My legs tremble. Batista’s prison is notorious.
“They say he’s being questioned on Fidel’s movements.” Alejandro’s voice lowers. “Did you know he was Fidel’s eyes and ears in the city?”
I suspected. That Pablo is on Batista’s radar is a death sentence.
Despite the ideological differences between us, Alejandro’s still my big brother, and in this I can’t help but search for reassurance.
“What will happen to him?” I ask.
Alejandro’s silence is answer enough, even if it’s not the one I wanted.
“They’ll kill him, won’t they?”
He nods.
That’s the thing about families. They always tell you the truth, even when you’d almost prefer the lie.
“What can I do?” I ask.
I’m not sure how much more helplessness I can stand.
Alejandro’s gaze narrows. “Do you care about him?”
The words are clogged in my throat behind a morass of fear and guilt. “I do.”
“Then there’s one person who might be able to help.”
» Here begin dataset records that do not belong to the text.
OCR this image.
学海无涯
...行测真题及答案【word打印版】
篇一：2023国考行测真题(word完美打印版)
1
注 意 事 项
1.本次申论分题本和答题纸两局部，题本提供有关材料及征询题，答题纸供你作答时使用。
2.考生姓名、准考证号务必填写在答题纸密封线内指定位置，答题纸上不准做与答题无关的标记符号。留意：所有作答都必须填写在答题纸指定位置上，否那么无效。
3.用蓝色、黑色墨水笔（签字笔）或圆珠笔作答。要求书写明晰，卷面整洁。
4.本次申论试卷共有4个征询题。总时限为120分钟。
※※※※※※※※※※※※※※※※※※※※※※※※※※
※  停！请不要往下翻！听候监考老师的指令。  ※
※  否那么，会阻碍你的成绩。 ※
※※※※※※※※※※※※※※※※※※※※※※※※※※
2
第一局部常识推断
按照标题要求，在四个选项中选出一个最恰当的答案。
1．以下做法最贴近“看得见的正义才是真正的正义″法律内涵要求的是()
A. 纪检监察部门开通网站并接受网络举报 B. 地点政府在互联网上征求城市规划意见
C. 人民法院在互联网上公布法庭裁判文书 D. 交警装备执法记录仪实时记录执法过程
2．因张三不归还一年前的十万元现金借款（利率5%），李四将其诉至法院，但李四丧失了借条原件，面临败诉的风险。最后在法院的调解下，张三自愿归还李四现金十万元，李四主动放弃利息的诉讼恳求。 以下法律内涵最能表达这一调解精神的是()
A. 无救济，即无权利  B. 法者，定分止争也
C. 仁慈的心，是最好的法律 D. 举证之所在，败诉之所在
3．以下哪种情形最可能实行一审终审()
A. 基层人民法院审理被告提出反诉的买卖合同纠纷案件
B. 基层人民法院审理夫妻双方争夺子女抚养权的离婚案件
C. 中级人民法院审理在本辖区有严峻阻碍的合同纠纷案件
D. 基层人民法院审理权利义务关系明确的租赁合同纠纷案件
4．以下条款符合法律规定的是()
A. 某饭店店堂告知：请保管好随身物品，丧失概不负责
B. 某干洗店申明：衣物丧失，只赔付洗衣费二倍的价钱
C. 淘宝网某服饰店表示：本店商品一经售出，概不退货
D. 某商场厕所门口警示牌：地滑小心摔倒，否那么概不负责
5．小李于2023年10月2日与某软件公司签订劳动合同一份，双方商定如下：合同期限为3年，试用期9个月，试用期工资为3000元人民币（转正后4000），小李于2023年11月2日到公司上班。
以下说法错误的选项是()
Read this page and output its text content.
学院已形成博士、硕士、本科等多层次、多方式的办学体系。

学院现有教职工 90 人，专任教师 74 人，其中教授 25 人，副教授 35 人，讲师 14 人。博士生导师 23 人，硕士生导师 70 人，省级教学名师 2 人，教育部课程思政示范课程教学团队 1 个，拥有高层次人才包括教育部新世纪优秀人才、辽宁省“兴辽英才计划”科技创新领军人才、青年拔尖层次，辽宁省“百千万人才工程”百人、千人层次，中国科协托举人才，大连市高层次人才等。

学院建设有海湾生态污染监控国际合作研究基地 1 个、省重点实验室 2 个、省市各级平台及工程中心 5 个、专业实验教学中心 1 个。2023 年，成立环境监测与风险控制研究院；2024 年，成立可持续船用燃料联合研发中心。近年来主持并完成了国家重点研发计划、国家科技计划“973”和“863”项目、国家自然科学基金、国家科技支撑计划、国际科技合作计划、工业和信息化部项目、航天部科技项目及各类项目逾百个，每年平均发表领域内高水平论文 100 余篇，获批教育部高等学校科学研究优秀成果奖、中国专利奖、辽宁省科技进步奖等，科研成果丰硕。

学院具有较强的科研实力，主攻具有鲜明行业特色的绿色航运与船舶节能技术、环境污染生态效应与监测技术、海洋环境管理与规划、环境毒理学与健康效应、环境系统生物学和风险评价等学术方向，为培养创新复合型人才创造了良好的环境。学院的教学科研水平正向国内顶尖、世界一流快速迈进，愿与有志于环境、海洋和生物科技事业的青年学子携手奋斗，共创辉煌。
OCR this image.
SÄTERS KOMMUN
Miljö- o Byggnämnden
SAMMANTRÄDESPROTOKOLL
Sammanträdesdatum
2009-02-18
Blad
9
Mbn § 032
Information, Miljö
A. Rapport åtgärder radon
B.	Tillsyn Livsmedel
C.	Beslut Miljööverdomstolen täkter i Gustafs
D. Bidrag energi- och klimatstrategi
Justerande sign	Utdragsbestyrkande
If helplessness is my Scylla, then the solution is most definitely Charybdis.
* * *
• • •
I hover on the threshold to my father’s study. I’ve never done this before, never used my family’s influence in such a blatant, flagrant attempt to secure what I want. I’ve been in a daze since my brother came to see me, panic flooding my veins. My father is seated behind his enormous desk, papers spread before him. I wince at the sight of the newspaper shoved into a corner. Has he already read about the arrests? How will I convince him to throw his weight behind freeing Pablo?
He looks up from his desk, and his eyes widen in surprise. This study is my father’s domain, and we tiptoe around it, reluctant to bother him when he’s working, when it’s clear he has little time for our frivolities.